OdpowiedzUsuńja nie mam swojego ulubionego, często używam ich do kąpieli lub też wlewam kilka kropli do odpowiedniego do tego świecznika :)
OdpowiedzUsuńJa mam trzy zapachy: pomarańcza, cynamon i coś zimowego, ale najlepsze jest to, że jeszcze nie kupiłam kominka :D
OdpowiedzUsuńJa niestety na zapach wszelki olejków, kadzidełek dostaje mdłości ;|
OdpowiedzUsuńZa to uwielbiam wkładać do szafy w materiałowym woreczku lawendę ,którą zbieram w sierpniu. Potem gdy zimą ide i otule się szlem to czuje ten cudowny zapach lata ;)
Uwielbiam:)
OdpowiedzUsuńlubie takie olejki
OdpowiedzUsuńWanilia i pomarańcza:D Oczywiście razem zamknięte w buteleczce. Dodawałam do kominka. Niestety ponieważ lubiłam intensywny zapach wlewałam więcej olejku. Kilka razy zdążyło mi się, że kominek wybuchł :( kiepska sprawa. No i bardzo nie lubiłam tego, że musiałam kominek przenosić do innego pomieszczenia żeby go zgasić, bo jak gasiłam świczuszczkę (która się fachowa nazywa a ja teraz sobie nie mogę przypomnieć jak), to w pokoju zamiast olejku czuć było wosk :(
OdpowiedzUsuńuwielbiam wszystko, co ładnie pachnie ! pozdrawiam ; )
OdpowiedzUsuńlubię waniliowe i wiśniowe :D
OdpowiedzUsuńja mam truskawkowy i cynamonowy :)
OdpowiedzUsuńW jesienno-zimowe wieczory unoszące się piękne zapachy w domu, to jest przedsmak świat:)
OdpowiedzUsuńszczerze mówiąc nie miałam z żadnym do czynienia;)
OdpowiedzUsuńWitam:)
OdpowiedzUsuńZostałaś otagowana do TAGU RELAKS http://usmiech-deszczu.blogspot.com/2012/11/tag-relax.html
zapraszam :)
Ja właśnie kupiłam 2 zapachy i testy będa trwać :)

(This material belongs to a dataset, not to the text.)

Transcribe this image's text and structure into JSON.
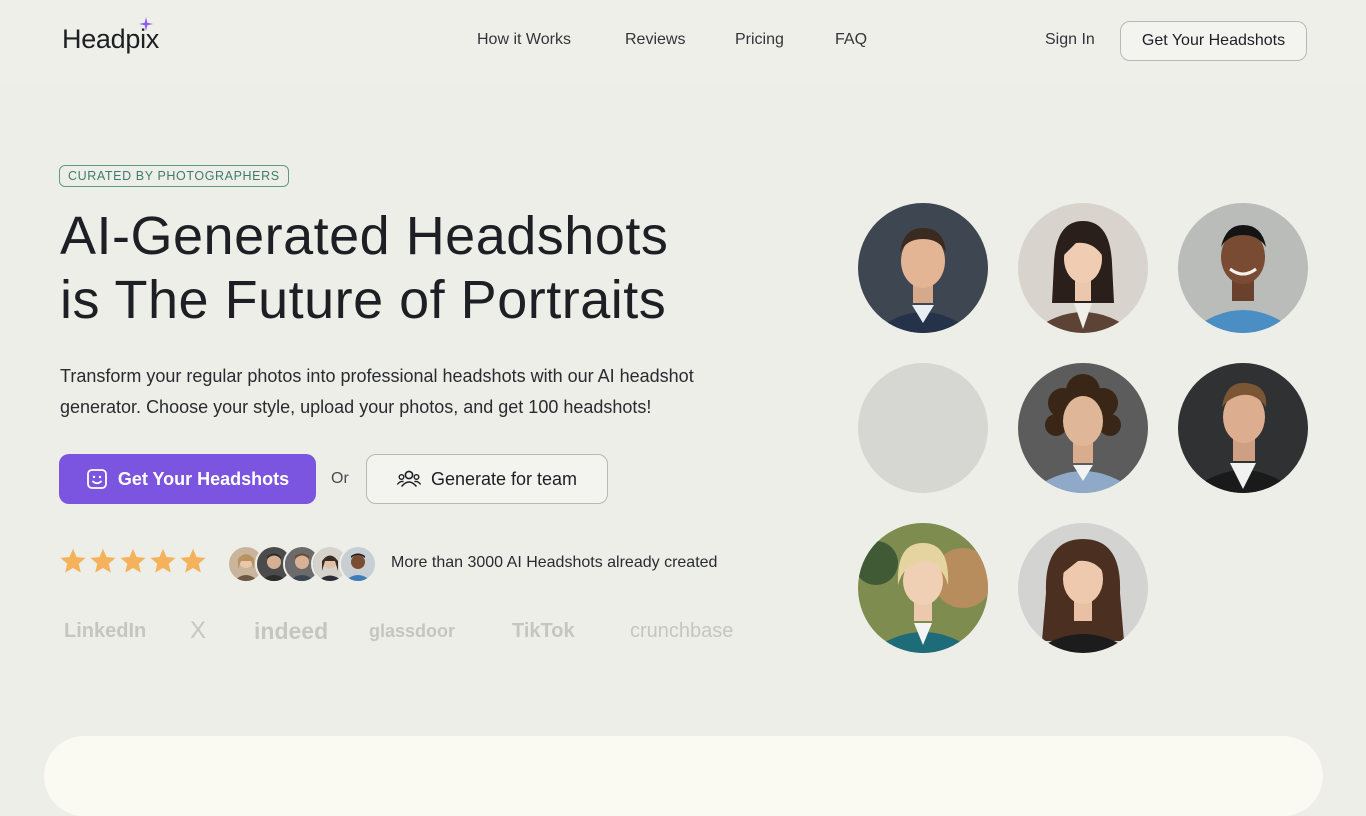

OdpowiedzUsuńWszyscy kochają lawendę, a ja nie. Wolę zapachy cytrusowe.
OdpowiedzUsuńwłaśnie się zastanawiam nad takim kominkiem, bo do tej pory jedynie używałam świeczek zapachowych:)
OdpowiedzUsuńMój kominek działa pełną parą:) moje naj to również lawenda a także truskawka i grejfrut :)
OdpowiedzUsuńMam i stosuję do kąpieli, masażu ciała wraz z oliwką. Moje ulubione to różany, lawendowy, ale mam tez koperkowy.
OdpowiedzUsuńGdzieś już miałam przyjemność czytać wpis na ten temat, ale powiem szczerze, że ten mi się bardziej podoba. :) Pozdrawiam autora. Jeżeli chodzi o olejki eteryczne to moimi ulubionymi są te z Optima PLUS.